As is common these days, cross-Strait relations were the major frame through which Ma addressed the economy. No Ma speech would be complete without reference to ECFA, the centrepiece trade agreement signed with China during his first term. Subsequent implementation of the agreement has been problematic, and the promised generalized benefits have not emerged. Like much of the world economy, Taiwan’s growth is anaemic, which suggests that greater economic dependence on China is not the solution to all of Taiwan’s problems. Ma’s argument is that to reap the benefits what is needed is further opening up to China. As such he continues to lobby for the Trades Service Agreement, signed in the summer but yet to pass through the Legislature. Reasonable speculation suggests that this complex agreement was at the heart of the attempted purge of Wang, who agreed to opposition demands to go through the proposed legislation clause by clause. Further speculation suggests that the success of this agreement is the foundation of a meeting between Ma and Xi at the APEC meeting in Shanghai in 2014. Whether that is accurate or not, the services agreement is another centre-piece agreement. Citing examples of small service businesses that would benefit from access to Chinese market, he says that as President he must help young people attain their dreams (我一定要幫年輕人圓夢) and let the many small businesses that are ready to take off spread their wings (展翅高飛). Small businesses and young graduates are among the sectors hurting most during Ma’s tenure, and most concerned about being exposed to greater Chinese competition. Nonetheless, Ma argues that if Taiwan’s economy is to thrive and not be left behind, it must open up, unleash hidden gems and accelerate Taiwan’s progress towards becoming a liberal economic island (自由經濟島).

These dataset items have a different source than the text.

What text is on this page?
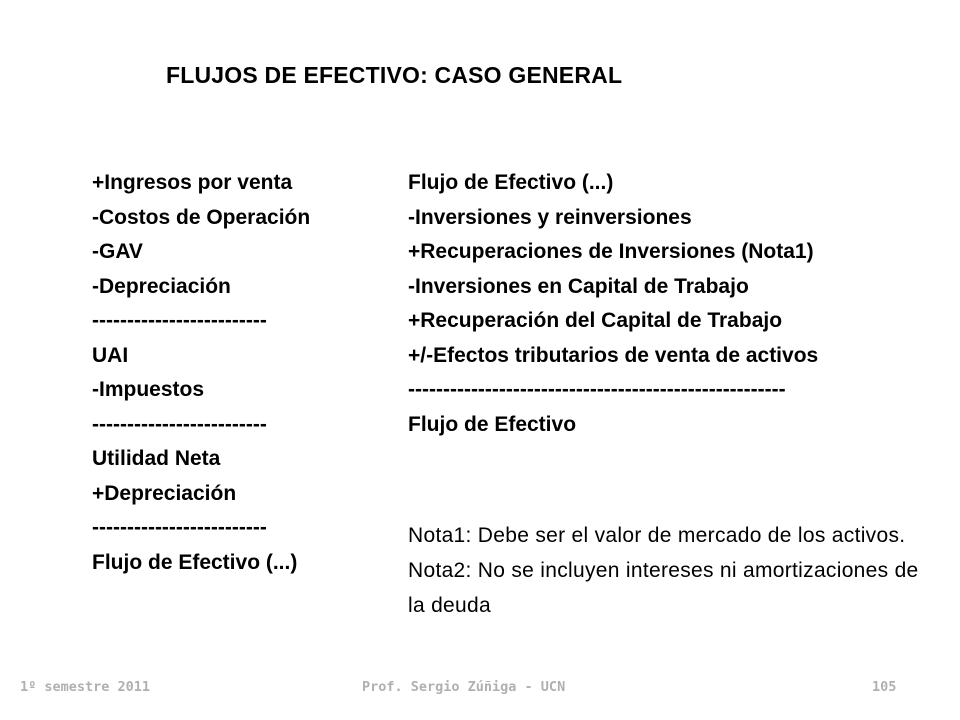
FLUJOS DE EFECTIVO: CASO GENERAL
+Ingresos por venta
-Costos de Operación
-GAV
-Depreciación
-------------------------
UAI
-Impuestos
-------------------------
Utilidad Neta
+Depreciación
-------------------------
Flujo de Efectivo (...)
Flujo de Efectivo (...)
-Inversiones y reinversiones
+Recuperaciones de Inversiones (Nota1)
-Inversiones en Capital de Trabajo
+Recuperación del Capital de Trabajo
+/-Efectos tributarios de venta de activos
------------------------------------------------------
Flujo de Efectivo
Nota1: Debe ser el valor de mercado de los activos.
Nota2: No se incluyen intereses ni amortizaciones de la deuda
1º semestre 2011	Prof. Sergio Zúñiga - UCN	105
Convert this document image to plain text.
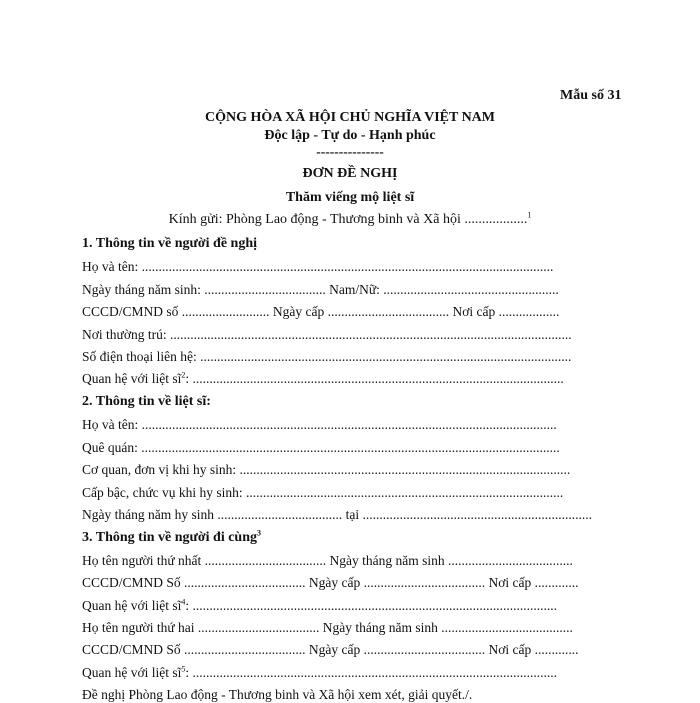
Mẫu số 31
CỘNG HÒA XÃ HỘI CHỦ NGHĨA VIỆT NAM
Độc lập - Tự do - Hạnh phúc
---------------
ĐƠN ĐỀ NGHỊ
Thăm viếng mộ liệt sĩ
Kính gửi: Phòng Lao động - Thương binh và Xã hội ..................$^1$
1. Thông tin về người đề nghị
Họ và tên: ..........................................................................................................................
Ngày tháng năm sinh: .................................... Nam/Nữ: ....................................................
CCCD/CMND số .......................... Ngày cấp .................................... Nơi cấp ..................
Nơi thường trú: .......................................................................................................................
Số điện thoại liên hệ: ..............................................................................................................
Quan hệ với liệt $sĩ^2$: ..............................................................................................................
2. Thông tin về liệt sĩ:
Họ và tên: ...........................................................................................................................
Quê quán: ............................................................................................................................
Cơ quan, đơn vị khi hy sinh: ..................................................................................................
Cấp bậc, chức vụ khi hy sinh: ..............................................................................................
Ngày tháng năm hy sinh ..................................... tại ....................................................................
3. Thông tin về người đi cùng$^3$
Họ tên người thứ nhất .................................... Ngày tháng năm sinh .....................................
CCCD/CMND Số .................................... Ngày cấp .................................... Nơi cấp .............
Quan hệ với liệt $sĩ^4$: ............................................................................................................
Họ tên người thứ hai .................................... Ngày tháng năm sinh .......................................
CCCD/CMND Số .................................... Ngày cấp .................................... Nơi cấp .............
Quan hệ với liệt $sĩ^5$: ............................................................................................................
Đề nghị Phòng Lao động - Thương binh và Xã hội xem xét, giải quyết./.
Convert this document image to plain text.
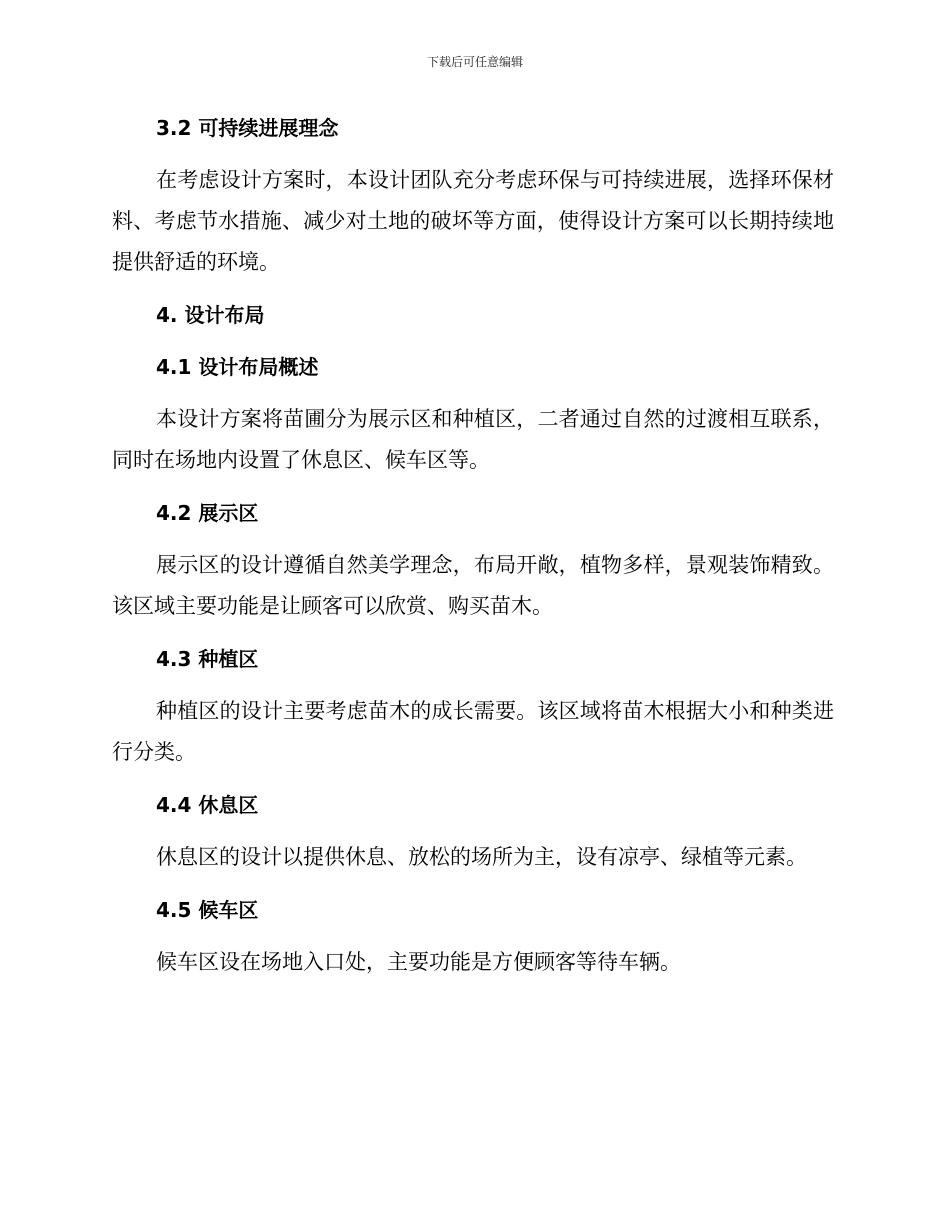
下载后可任意编辑
3.2 可持续进展理念

在考虑设计方案时，本设计团队充分考虑环保与可持续进展，选择环保材料、考虑节水措施、减少对土地的破坏等方面，使得设计方案可以长期持续地提供舒适的环境。

4. 设计布局
4.1 设计布局概述

本设计方案将苗圃分为展示区和种植区，二者通过自然的过渡相互联系，同时在场地内设置了休息区、候车区等。

4.2 展示区

展示区的设计遵循自然美学理念，布局开敞，植物多样，景观装饰精致。该区域主要功能是让顾客可以欣赏、购买苗木。

4.3 种植区

种植区的设计主要考虑苗木的成长需要。该区域将苗木根据大小和种类进行分类。

4.4 休息区

休息区的设计以提供休息、放松的场所为主，设有凉亭、绿植等元素。

4.5 候车区

候车区设在场地入口处，主要功能是方便顾客等待车辆。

The exhortation at the end of his speech featured an interesting departure for Ma. In the past eighteen years, half of all National Day speeches have concluded by wishing prosperity on the military (國運昌隆). Lee Teng-hui favoured this formulation, Chen Shui-bian used it from 2000 to 2005 (with the strange exception of 2003 when he said long live Sun Yat-sen’s three principles of democracy三民主義萬歲), and Ma himself said it in 2009. In the three National Day speeches from 2010-2012, Ma employed the formulation long live the ROC, and long live Taiwanese democracy (中華民國萬歲!臺灣民主萬歲!). In this year’s speech he said long live the ROC, long live freedom and democracy, but added ‘Taiwan come on’ (臺灣加油). Jiayou (加油) is a common phrase used to encourage (like vamos or let’s go), and Taiwan Jiayou became a favourite slogan of the Taiwan identity ‘movement’ around Chen Shui-bian. Used by Ma Ying-jeou it is awkward and disingenuous (and employed following admonishment it has the meaning of ‘buck up’, which I suspect may be the underlying meaning here). Analysis of several thousand of Ma’s presidential speeches shows a discourse dominated by the promotion of Chinese identity, while his election campaign materials contain frequent appeals to Taiwanese identity. Against policy preferences that are obviously geared toward a particular type of relationship with China, appeals to Taiwan identity are, at this point, demonstrably instrumental.

Ma’s National Day speech will likely provide more fuel to the view that he is insensible and intractable, but except an Oprah’s-couch-performance, the timing of this speech barred any other outcome.